Microsoft's board of directors announced Thursday that the company has hired a law firm to publicly investigate the company's handling of sexual harassment and gender discrimination claims, including allegations of inappropriate behavior by co-founder Bill Gates.
After years of complaints regarding Microsoft's investigations of employee issues, an assessment will be made.
The review will be conducted by Arent Fox.
"We're committed not just to reviewing the report but learning from the assessment so we can continue to improve the experiences of our employees," Microsoft CEO Satya Nadella said in a statement. "I embrace this comprehensive review as an opportunity to continue to get better."
The assessment will compare Microsoft's handling of harassment to that of other companies, which goes beyond what was requested in the shareholder proposal led by Arjuna Capital. At the end of the third quarter, Arjuna had $17.5 million in Microsoft stock, its second-largest position.
Arent Fox will present a report to the board with suggestions, and management have stated that they would follow up with a plan of action to present to the board based on the recommendations. If necessary, the board intends to issue a public report on recommended changes to company culture.
Following claims that Bill Gates, Microsoft's co-founder and original CEO, had sought a sexual relationship with an employee in 2000, Nadella faced the matter in May.
A report about the issue was received by Microsoft, and a board committee investigated it.
Nadella emphasized that anyone may raise a complaint, even if it's two decades old, and the company will respond. The Microsoft board of directors announced Thursday that its report will summarize the findings of investigations, including the one involving Gates.
Female employees' complaints of harassment and discrimination in a 2019 email chain, as well as the company's response, will be considered in the board report.

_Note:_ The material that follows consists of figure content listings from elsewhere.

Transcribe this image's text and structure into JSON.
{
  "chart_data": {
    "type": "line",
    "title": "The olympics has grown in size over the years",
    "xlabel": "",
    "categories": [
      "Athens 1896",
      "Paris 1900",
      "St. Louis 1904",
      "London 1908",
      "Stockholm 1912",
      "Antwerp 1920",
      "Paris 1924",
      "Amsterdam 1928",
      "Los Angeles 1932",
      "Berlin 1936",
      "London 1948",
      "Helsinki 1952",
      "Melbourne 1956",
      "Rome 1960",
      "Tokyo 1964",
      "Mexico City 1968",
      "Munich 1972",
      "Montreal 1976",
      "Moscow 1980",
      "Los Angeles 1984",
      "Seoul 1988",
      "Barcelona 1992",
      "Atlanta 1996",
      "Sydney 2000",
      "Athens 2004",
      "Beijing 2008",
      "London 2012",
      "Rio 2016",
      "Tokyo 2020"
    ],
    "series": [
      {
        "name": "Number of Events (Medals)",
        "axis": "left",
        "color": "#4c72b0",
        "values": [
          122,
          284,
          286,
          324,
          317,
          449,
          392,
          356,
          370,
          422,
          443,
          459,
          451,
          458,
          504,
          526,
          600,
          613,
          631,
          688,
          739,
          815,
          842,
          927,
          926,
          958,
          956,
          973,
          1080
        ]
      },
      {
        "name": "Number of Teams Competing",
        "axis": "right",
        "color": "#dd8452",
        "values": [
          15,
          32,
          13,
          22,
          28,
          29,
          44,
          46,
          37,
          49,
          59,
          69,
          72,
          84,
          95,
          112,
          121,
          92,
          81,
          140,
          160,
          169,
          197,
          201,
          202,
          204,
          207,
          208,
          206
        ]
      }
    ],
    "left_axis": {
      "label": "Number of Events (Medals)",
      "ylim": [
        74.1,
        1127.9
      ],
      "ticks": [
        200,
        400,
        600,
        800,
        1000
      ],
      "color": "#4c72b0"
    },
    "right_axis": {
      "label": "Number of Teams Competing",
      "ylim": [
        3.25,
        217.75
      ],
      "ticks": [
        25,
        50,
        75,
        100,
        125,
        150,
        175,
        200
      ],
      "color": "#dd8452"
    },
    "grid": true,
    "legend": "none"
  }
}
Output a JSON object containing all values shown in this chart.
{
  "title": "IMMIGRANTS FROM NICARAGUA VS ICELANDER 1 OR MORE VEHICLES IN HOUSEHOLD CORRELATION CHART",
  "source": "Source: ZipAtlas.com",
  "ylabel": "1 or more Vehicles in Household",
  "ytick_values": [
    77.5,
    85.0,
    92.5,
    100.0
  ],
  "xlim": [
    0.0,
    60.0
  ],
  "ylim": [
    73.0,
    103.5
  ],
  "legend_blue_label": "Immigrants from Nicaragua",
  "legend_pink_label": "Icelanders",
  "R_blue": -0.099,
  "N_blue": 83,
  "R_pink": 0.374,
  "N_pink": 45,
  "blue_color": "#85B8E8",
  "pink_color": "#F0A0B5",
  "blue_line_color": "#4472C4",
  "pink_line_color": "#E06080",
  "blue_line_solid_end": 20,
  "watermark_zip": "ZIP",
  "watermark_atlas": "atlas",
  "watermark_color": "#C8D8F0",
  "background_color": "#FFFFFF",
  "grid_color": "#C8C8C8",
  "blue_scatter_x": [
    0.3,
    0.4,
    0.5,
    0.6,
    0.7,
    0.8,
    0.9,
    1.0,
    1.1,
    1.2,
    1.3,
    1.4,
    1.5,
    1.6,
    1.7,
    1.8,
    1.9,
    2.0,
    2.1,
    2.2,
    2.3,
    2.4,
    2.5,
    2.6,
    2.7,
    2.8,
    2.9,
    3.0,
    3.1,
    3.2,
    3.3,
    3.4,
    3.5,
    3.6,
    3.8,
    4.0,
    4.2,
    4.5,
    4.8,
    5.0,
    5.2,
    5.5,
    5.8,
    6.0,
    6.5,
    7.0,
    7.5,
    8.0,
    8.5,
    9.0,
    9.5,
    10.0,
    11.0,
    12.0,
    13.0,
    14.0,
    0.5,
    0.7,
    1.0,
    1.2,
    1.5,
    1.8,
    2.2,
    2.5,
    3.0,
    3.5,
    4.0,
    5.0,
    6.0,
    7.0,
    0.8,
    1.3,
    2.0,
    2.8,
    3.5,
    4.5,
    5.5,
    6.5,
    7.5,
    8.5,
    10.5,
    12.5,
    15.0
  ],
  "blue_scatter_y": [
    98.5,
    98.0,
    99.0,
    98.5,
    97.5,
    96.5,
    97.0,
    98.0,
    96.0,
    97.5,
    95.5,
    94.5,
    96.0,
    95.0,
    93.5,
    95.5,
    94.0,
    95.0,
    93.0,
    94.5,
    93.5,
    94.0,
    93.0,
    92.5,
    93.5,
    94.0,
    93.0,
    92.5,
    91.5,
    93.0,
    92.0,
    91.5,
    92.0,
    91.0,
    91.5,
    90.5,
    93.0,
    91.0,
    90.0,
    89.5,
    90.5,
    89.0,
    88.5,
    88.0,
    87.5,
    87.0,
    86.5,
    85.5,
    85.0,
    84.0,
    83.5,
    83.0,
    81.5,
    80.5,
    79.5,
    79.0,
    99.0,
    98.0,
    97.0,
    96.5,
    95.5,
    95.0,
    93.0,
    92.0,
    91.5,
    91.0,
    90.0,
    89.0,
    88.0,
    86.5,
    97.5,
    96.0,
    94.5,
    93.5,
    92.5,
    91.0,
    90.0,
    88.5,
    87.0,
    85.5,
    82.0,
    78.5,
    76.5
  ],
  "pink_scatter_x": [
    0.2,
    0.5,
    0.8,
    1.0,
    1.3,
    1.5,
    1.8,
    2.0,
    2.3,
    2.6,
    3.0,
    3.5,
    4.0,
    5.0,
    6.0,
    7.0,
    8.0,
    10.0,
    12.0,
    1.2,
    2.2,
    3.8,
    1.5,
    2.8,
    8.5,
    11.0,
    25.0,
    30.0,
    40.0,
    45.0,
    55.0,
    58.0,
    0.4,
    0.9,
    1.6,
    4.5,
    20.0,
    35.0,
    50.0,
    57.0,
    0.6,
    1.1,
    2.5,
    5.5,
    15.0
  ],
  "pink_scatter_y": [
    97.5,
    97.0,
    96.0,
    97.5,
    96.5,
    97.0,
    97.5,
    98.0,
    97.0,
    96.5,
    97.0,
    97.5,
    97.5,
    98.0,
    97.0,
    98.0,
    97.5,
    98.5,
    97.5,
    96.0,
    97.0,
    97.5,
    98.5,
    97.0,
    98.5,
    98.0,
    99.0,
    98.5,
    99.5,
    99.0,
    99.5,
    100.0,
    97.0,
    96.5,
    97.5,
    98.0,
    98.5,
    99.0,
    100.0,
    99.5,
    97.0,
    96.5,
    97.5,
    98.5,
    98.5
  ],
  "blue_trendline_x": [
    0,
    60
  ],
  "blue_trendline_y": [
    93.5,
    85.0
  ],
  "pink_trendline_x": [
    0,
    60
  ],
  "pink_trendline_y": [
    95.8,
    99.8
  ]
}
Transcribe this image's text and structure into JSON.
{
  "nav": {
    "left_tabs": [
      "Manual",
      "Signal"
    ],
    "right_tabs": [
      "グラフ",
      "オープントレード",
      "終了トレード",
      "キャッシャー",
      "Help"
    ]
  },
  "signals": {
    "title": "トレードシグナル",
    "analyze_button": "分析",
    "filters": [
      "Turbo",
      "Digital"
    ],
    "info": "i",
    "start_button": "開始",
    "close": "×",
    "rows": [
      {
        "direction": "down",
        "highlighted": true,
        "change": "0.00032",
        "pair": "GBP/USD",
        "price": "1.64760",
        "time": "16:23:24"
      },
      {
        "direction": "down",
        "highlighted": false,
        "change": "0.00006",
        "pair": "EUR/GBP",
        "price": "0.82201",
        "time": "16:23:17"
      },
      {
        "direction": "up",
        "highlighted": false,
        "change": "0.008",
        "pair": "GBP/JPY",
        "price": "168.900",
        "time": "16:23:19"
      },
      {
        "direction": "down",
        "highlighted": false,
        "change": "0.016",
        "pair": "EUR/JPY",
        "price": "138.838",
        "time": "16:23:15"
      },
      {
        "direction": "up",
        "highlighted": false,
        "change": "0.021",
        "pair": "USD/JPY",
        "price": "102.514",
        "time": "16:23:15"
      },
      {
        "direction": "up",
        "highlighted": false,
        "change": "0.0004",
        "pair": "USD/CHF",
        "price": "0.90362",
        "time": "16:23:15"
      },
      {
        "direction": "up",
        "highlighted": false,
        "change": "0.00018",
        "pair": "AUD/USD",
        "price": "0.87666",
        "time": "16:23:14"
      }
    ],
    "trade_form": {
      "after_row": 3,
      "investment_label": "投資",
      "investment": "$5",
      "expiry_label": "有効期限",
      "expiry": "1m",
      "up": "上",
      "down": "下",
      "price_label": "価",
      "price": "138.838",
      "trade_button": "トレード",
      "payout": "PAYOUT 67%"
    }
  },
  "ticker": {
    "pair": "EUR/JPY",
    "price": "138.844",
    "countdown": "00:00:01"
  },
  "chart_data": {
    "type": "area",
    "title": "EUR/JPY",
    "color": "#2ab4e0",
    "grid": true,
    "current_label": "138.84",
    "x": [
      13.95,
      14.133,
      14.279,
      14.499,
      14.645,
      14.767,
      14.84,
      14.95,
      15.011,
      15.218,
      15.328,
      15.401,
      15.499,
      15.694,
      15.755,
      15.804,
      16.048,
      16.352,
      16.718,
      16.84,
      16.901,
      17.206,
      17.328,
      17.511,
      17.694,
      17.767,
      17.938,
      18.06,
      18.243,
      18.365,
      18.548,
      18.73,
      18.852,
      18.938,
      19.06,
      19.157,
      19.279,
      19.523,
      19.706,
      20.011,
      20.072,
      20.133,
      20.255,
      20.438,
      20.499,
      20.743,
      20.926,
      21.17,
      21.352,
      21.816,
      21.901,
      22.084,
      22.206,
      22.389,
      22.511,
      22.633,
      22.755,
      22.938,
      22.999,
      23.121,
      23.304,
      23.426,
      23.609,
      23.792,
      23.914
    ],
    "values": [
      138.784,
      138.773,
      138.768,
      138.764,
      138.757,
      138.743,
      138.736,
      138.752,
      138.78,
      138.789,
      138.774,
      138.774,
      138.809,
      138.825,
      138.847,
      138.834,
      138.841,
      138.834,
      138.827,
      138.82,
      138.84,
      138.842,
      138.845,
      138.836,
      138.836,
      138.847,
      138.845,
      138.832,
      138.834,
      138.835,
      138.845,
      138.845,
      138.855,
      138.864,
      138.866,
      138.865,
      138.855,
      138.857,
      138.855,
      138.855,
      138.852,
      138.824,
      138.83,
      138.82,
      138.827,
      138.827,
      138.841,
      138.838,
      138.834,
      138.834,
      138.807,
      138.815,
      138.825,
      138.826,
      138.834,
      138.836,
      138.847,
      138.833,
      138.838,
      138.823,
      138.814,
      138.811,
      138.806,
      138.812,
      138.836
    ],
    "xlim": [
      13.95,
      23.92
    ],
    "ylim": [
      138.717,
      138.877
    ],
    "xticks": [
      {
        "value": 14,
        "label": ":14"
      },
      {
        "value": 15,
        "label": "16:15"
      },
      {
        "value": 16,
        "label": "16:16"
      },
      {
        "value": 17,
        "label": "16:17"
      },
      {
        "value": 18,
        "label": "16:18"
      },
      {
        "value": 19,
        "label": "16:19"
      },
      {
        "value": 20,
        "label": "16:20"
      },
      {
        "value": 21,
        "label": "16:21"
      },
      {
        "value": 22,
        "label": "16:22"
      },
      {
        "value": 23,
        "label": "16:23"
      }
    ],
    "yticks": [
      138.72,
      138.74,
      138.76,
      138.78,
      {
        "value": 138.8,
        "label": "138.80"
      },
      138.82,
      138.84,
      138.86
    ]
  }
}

The shareholder proposal alluded to a 2012 class-action lawsuit against Microsoft in which 238 employees alleged sexual harassment, in addition to the Gates case and the emails.
Former Microsoft employee Katie Moussouris claimed in a lawsuit dropped in 2020 that Microsoft had formed a pattern of sex discrimination against women in technical and engineering jobs. In her original 2015 complaint, she stated that she had complained in 2008 about a male director who was harassing other female employees.
Microsoft discovered this to be true, but reassigned him to a different part of the organization while allowing him to keep his title. Moussouris claimed she protested after the director retaliated against her by giving her a low bonus; he was eventually promoted, she claimed.
Gates left Microsoft's board in 2020.